Loraine Lawson spoke with Leon A. Kappelman, editor of The SIM Guide to Enterprise Architecture, which was written by the Society for Information Management’s Enterprise Architecture Working Group, about why enterprise architecture can help save modern companies from collapsing under their own complexity.
Lawson: In the press release for the book, you're quoted as saying enterprise architecture is the key to managing objectives such as business/IT alignment, agility, even legacy replacement and data integration. I wonder why you say that. Why is EA critical, particularly in regards to integration?
Kappelman: If you can't describe it, if you don't know what it is - I would say you can't manage it and you can't build it. And in order to do integration or alignment or any of those things, you have to get groups of people to know what it is in a shared way.
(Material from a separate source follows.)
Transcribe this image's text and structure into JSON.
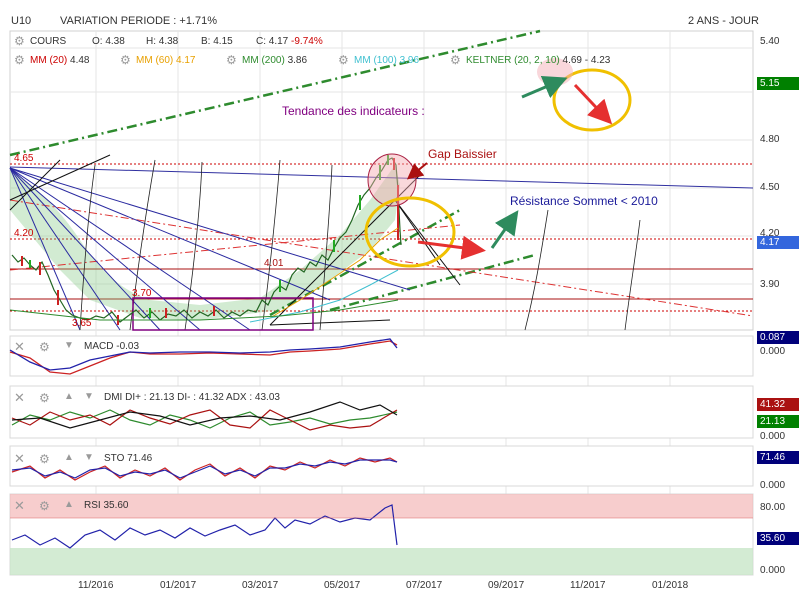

Architecture is the key to doing that. We've been using it for thousands of years to do exactly that. Humans did not build the pyramids by getting 10,000 slaves together and saying, "Go get some rocks and start piling them up." No, they had a vision. And yeah, the people cutting the rocks only had a small piece of it, just like the person writing a piece of code or a bridge between two programs so they can integrate data only have a small piece, but someone - some larger group - has a shared vision that that really is what we're trying to accomplish. And now we can divide that up into the division of labor that will help us create that.
“The working group defines enterprise architecture and its definition that we could all live with is, “The holistic set of descriptive representations about the enterprise over time.”
- Leon A. Kappelman
- Editor of The SIM Guide to Enterprise Architecture
Lawson: How does the book define enterprise architecture as a role, as a position within a company or organization?
Kappelman: The working group defines enterprise architecture and its definition that we could all live with is, “The holistic set of descriptive representations about the enterprise over time.” But the simple version of that is it's the models of the enterprise.
Let me back into it with starting with the alignment objective. I think IT's obsession, if I can call it that, with alignment is actually a symptom of the underlying problem in IT and really in the enterprise today. And IT is really just a reflection of the whole. It's kind of like - I'm a little overweight, so if I get on the scale every day and check my weight, it's not going to help me change my weight. It gives me a measure of the fact that I'm a little overweight, but unless I change my attitudes and my behaviors, nothing is going to change on that measurement of my overweightness. This annual obsession of, "Oh, I must align, I must align" is kind of like standing on the scale without changing our behaviors.
So what behaviors need to change? Well, it's back to that translation thing. How do we communicate? How do we get everybody on the same page? You know, how do we create that shared vision? And enterprise architecture is an important part of the answer to that question.
Lawson: Do you see it as largely an IT function?
Kappelman: No, not at all. It's about IT as part of it because IT is part of the enterprise, but it's about much more than just IT. Actually I see it as an opportunity for IT.
Jeanne Ross wrote the foreword to our book and she actually starts off by saying that IT will report to enterprise architecture. I don't necessarily see it that way because I think enterprise architecture becomes more a staff function to senior management to help them clarify the vision so that everyone can understand it. In other words, it's really about creating a shared language so that everyone can get on the same page, because if we can't get the people on the same page, then we're not going to align anything to anything; everybody is throwing rocks in a pile. You know, there's no vision. Yeah, you could slap it all together like we do today and throw lots of middleware at it and integration and set up data warehouses and spend fortunes on cleaning up the data that should have been - or at least today, could be architected to at least standardized data models enterprise-wide, but it's like building a skyscraper out of 10,000 log cabins. You might be able to do it but if a big storm comes around or an earthquake shakes the ground, it may not hold up so well.